The students recognised attained four or more passes at the CSEC and CAPE levels.
“I am so grateful that it’s not me alone, and the journey of success is not me alone. There are also others,” Teana said.
The avid reader, who enjoys watching documentaries in her leisure time, aims to become a lawyer to defend and seek justice for the marginalised in society.
It is stories like hers that Michelle McIntosh Harvey, director of financial management and accounting services at the CPFSA, says drive home the importance of the ceremony, which was having its eleventh staging, with parents and caregivers also in attendance.
And although McIntosh Harvey said the COVID-19 pandemic affected the passes for the May-June 2022 examination period, the wards’ successes still ought to be celebrated.

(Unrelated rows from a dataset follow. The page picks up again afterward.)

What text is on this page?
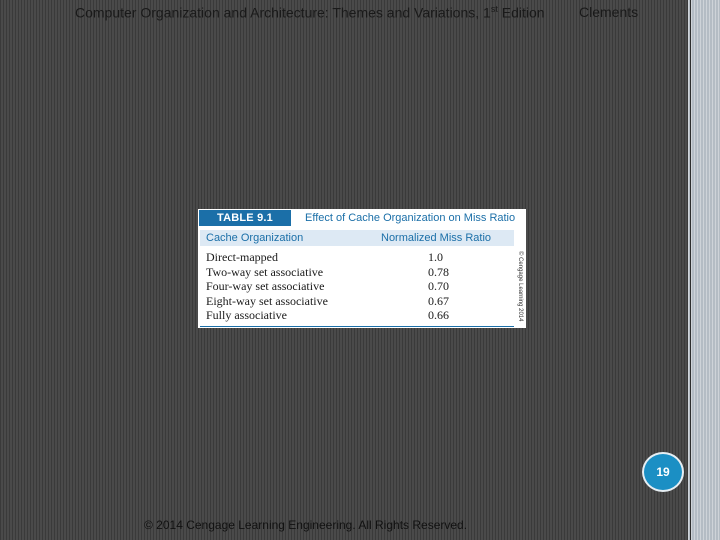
Computer Organization and Architecture: Themes and Variations, 1st Edition Clements
TABLE 9.1	Effect of Cache Organization on Miss Ratio
Cache Organization	Normalized Miss Ratio
Direct-mapped	1.0
Two-way set associative	0.78
Four-way set associative	0.70
Eight-way set associative	0.67
Fully associative	0.66	© Cengage Learning 2014
19
© 2014 Cengage Learning Engineering. All Rights Reserved.
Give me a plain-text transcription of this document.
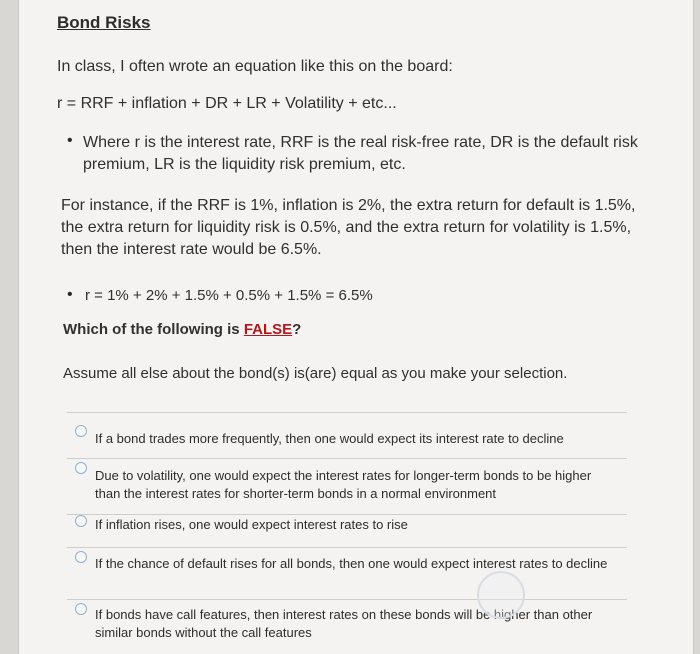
Bond Risks
In class, I often wrote an equation like this on the board:
r = RRF + inflation + DR + LR + Volatility + etc...
• Where r is the interest rate, RRF is the real risk-free rate, DR is the default risk premium, LR is the liquidity risk premium, etc.
For instance, if the RRF is 1%, inflation is 2%, the extra return for default is 1.5%, the extra return for liquidity risk is 0.5%, and the extra return for volatility is 1.5%, then the interest rate would be 6.5%.
• r = 1% + 2% + 1.5% + 0.5% + 1.5% = 6.5%
Which of the following is FALSE?
Assume all else about the bond(s) is(are) equal as you make your selection.
If a bond trades more frequently, then one would expect its interest rate to decline
Due to volatility, one would expect the interest rates for longer-term bonds to be higher than the interest rates for shorter-term bonds in a normal environment
If inflation rises, one would expect interest rates to rise
If the chance of default rises for all bonds, then one would expect interest rates to decline
If bonds have call features, then interest rates on these bonds will be higher than other similar bonds without the call features
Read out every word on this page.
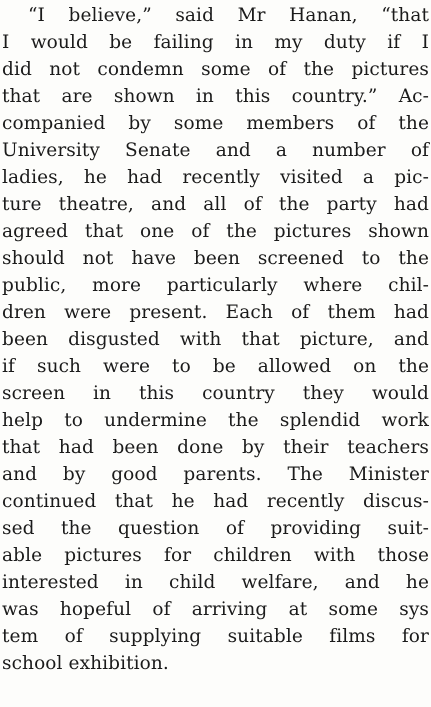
“I believe,” said Mr Hanan, “that
I would be failing in my duty if I
did not condemn some of the pictures
that are shown in this country.” Ac-
companied by some members of the
University Senate and a number of
ladies, he had recently visited a pic-
ture theatre, and all of the party had
agreed that one of the pictures shown
should not have been screened to the
public, more particularly where chil-
dren were present. Each of them had
been disgusted with that picture, and
if such were to be allowed on the
screen in this country they would
help to undermine the splendid work
that had been done by their teachers
and by good parents. The Minister
continued that he had recently discus-
sed the question of providing suit-
able pictures for children with those
interested in child welfare, and he
was hopeful of arriving at some sys
tem of supplying suitable films for
school exhibition.
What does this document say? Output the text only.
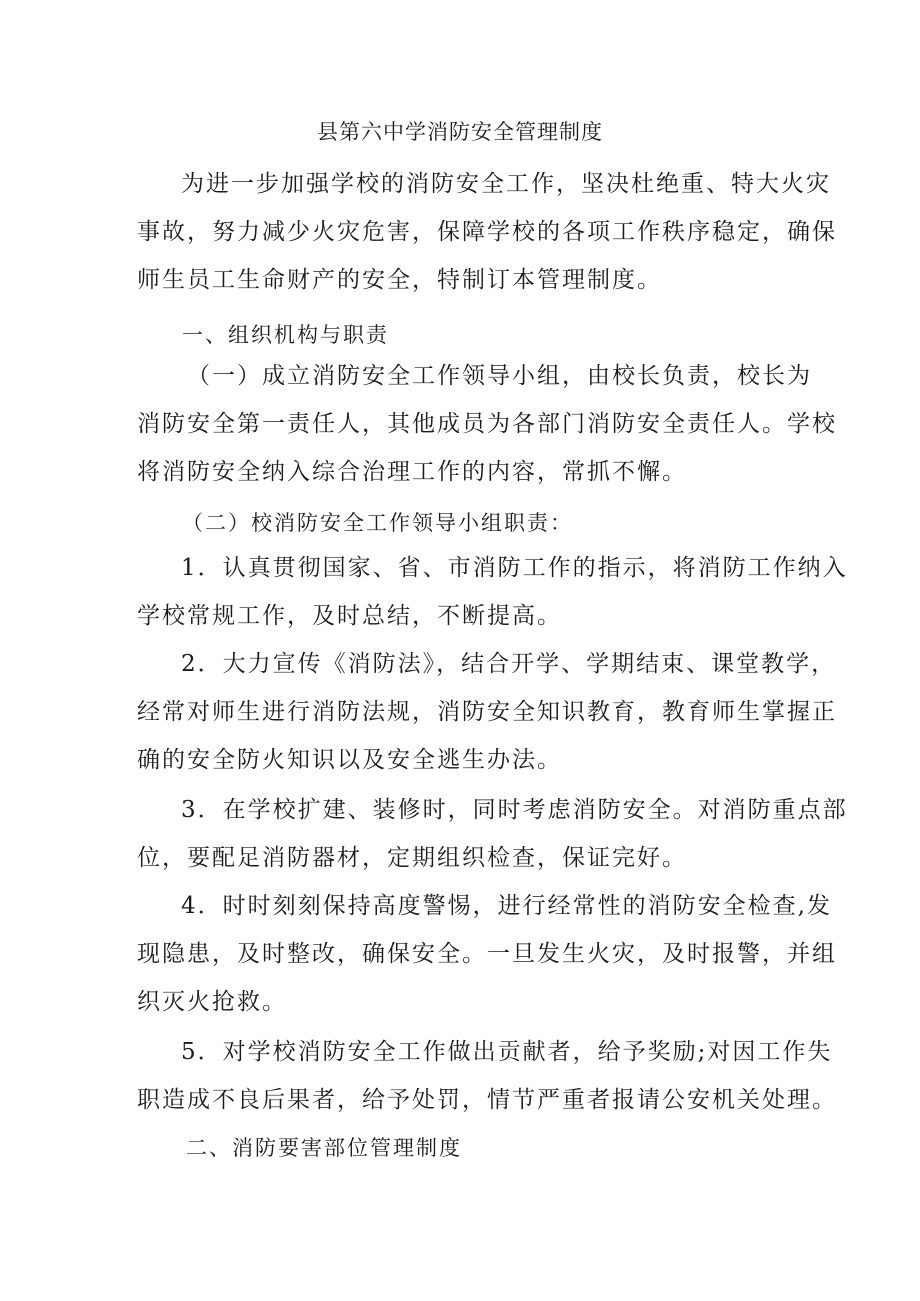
县第六中学消防安全管理制度
为进一步加强学校的消防安全工作，坚决杜绝重、特大火灾
事故，努力减少火灾危害，保障学校的各项工作秩序稳定，确保
师生员工生命财产的安全，特制订本管理制度。
一、组织机构与职责
（一）成立消防安全工作领导小组，由校长负责，校长为
消防安全第一责任人，其他成员为各部门消防安全责任人。学校
将消防安全纳入综合治理工作的内容，常抓不懈。
（二）校消防安全工作领导小组职责：
1．认真贯彻国家、省、市消防工作的指示，将消防工作纳入
学校常规工作，及时总结，不断提高。
2．大力宣传《消防法》，结合开学、学期结束、课堂教学，
经常对师生进行消防法规，消防安全知识教育，教育师生掌握正
确的安全防火知识以及安全逃生办法。
3．在学校扩建、装修时，同时考虑消防安全。对消防重点部
位，要配足消防器材，定期组织检查，保证完好。
4．时时刻刻保持高度警惕，进行经常性的消防安全检查,发
现隐患，及时整改，确保安全。一旦发生火灾，及时报警，并组
织灭火抢救。
5．对学校消防安全工作做出贡献者，给予奖励;对因工作失
职造成不良后果者，给予处罚，情节严重者报请公安机关处理。
二、消防要害部位管理制度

A total of 146 youth in state care sat examinations, including the City and Guilds. It was the lowest number of state wards sitting exams in three years. Forty-five gained four or more subjects at the CSEC and CAPE levels, and 62 received fewer than four passes.
McIntosh Harvey said that the CPFSA would continue to support the students who desire to pursue higher education.
“Those who have gone on to universities, we continue to assist them and we continue to pay fees as well just to ensure that we maintain what we are responsible for in terms of when they leave us [so] they can survive in society and contribute,” she said.
She revealed that more than $40 million was spent on tuition fees last year alone.
Twenty-year-old former ward Megais Simpson is currently pursuing a degree in banking and finance.
He said that his childhood served as motivation for him to do well, and while in sixth form at the St Elizabeth Technical High School, he got a glimpse of what that meant when he was awarded for first in the island for financial services.
Another ward, Okerie, gained 10 CSEC subjects and was awarded top student in the southern region of the CPFSA.
The 17-year-old said he was overwhelmed.
“I’m enjoying it because the amount of work that I put in it is actually paying off, and I thank the CPFSA for acknowledging excellence. It pushes wards to try to accomplish something great,” said the youngster, who aspires to be an orthopaedic surgeon.
Warren Thompson, director of children and family programmes at the CPFSA, said more than $2 million was spent to offset the cost of the CSEC and CAPE exams for the students in state care.
But he said the investment was worth it as the agency is seeing favourable outcomes as it works to curate a culture of excellence through targeted programmes and initiatives that will provide them with needed support.
“This is indeed a proud moment for us to witness you navigating your voyage of success through hard work and determination. You have toiled long and hard and you have been successful,” he told them.